Pelican damages F-111 mid-flight…
This “shredded” and incapacitated F-111 soared across southeast Queensland homes before a spectacular emergency landing at Amberley Air Base.
The jet was flying at 900m on a test bombing raid at Evans Head, northern NSW, when a pelican struck the fibreglass nose and was sucked into an engine.
The two RAAF crew are being hailed heroes at the base for their skilful recovery and landing on Friday of last week.
The damage, which can be seen in photo obtained by The Courier-Mail, included a hole in the wing. Aviation experts said flying the plane would have been extremely difficult because the whole aircraft would have been unstable.

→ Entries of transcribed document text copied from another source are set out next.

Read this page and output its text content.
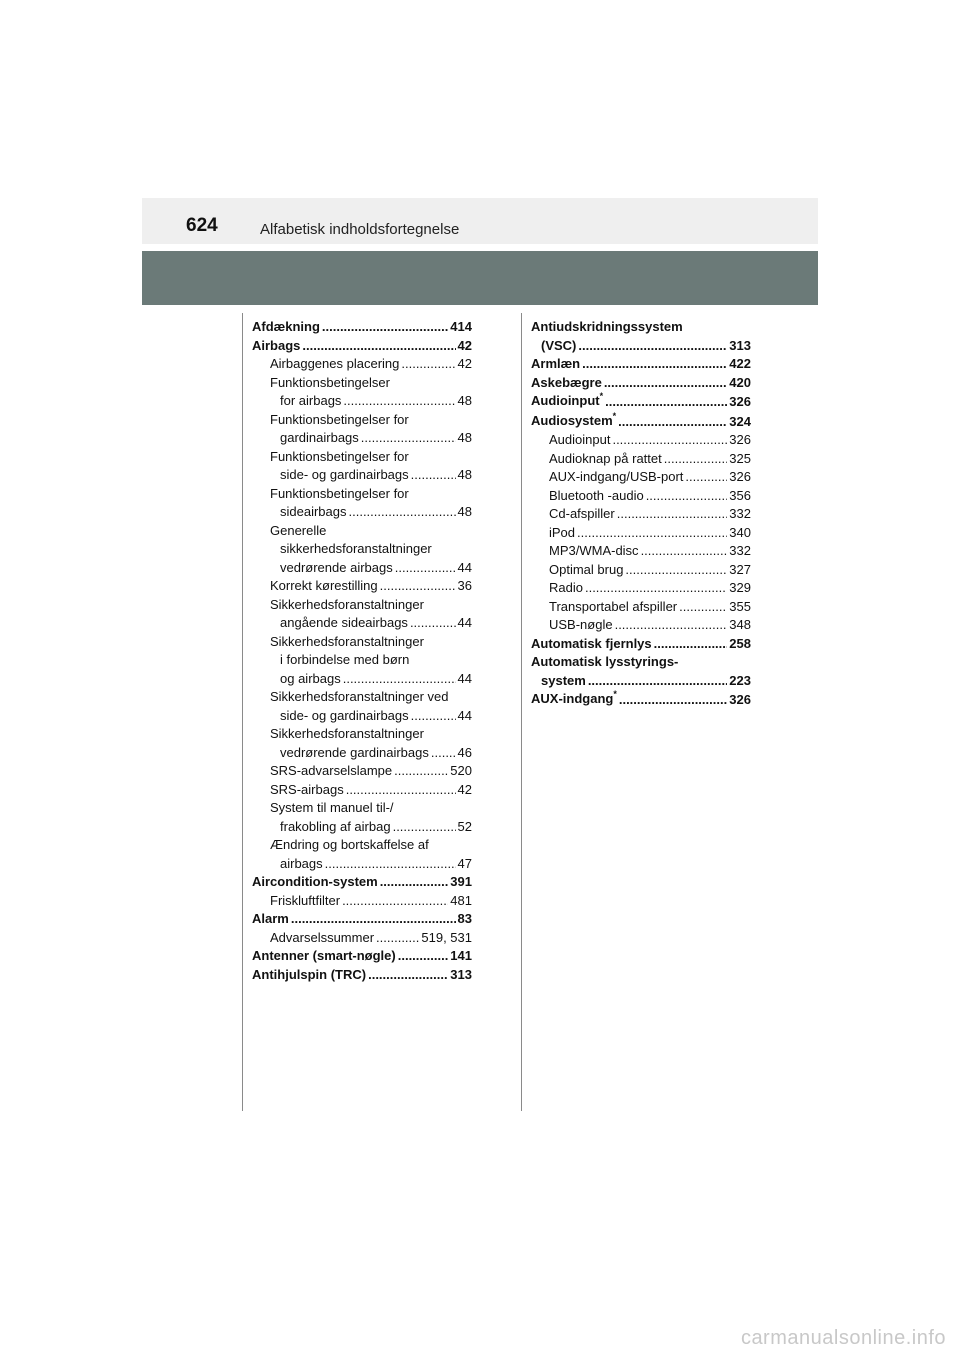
624	Alfabetisk indholdsfortegnelse
Afdækning .....	414
Airbags .....	42
Airbaggenes placering .....	42
Funktionsbetingelser
for airbags .....	48
Funktionsbetingelser for
gardinairbags .....	48
Funktionsbetingelser for
side- og gardinairbags .....	48
Funktionsbetingelser for
sideairbags .....	48
Generelle
sikkerhedsforanstaltninger
vedrørende airbags .....	44
Korrekt kørestilling .....	36
Sikkerhedsforanstaltninger
angående sideairbags .....	44
Sikkerhedsforanstaltninger
i forbindelse med børn
og airbags .....	44
Sikkerhedsforanstaltninger ved
side- og gardinairbags .....	44
Sikkerhedsforanstaltninger
vedrørende gardinairbags ..... 46
SRS-advarselslampe .....	520
SRS-airbags .....	42
System til manuel til-/
frakobling af airbag .....	52
Ændring og bortskaffelse af
airbags .....	47
Aircondition-system .....	391
Friskluftfilter .....	481
Alarm .....	83
Advarselssummer .....	519, 531
Antenner (smart-nøgle) .....	141
Antihjulspin (TRC) .....	313
Antiudskridningssystem
(VSC) .....	313
Armlæn .....	422
Askebægre .....	420
Audioinput* .....	326
Audiosystem* .....	324
Audioinput .....	326
Audioknap på rattet .....	325
AUX-indgang/USB-port .....	326
Bluetooth -audio .....	356
Cd-afspiller .....	332
iPod .....	340
MP3/WMA-disc .....	332
Optimal brug .....	327
Radio .....	329
Transportabel afspiller .....	355
USB-nøgle .....	348
Automatisk fjernlys .....	258
Automatisk lysstyrings-
system .....	223
AUX-indgang* .....	326
carmanualsonline.info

A RAAF spokesman admitted the 30-minute flight path back to Amberley, 50kkm west of Brisbane, was over built-up areas.
The nation’s air combat cheif, Air Commordore Neil Hart, said the jet’s predicament and “precautionary emergency landing” was not serious enough to alert the public.
". . . No one was injured and their was no structural damage,"
Commodore Hart said.
“One engine was working fine, while the other was at reduced power.”
Repairs to the F-111 - one of 21 active jets - are expected to cost
hundreds of thousands of dollars.
The F-111 fleet will be retired in 2010 when an expanded fleet of new Super Hornets is introduced.
The damaged aircraft is expected to be flying again within a month. The F-111 fleet, built in 1974, will be retired in 2010 when an expanded fleet of new Super Hornets is introduced.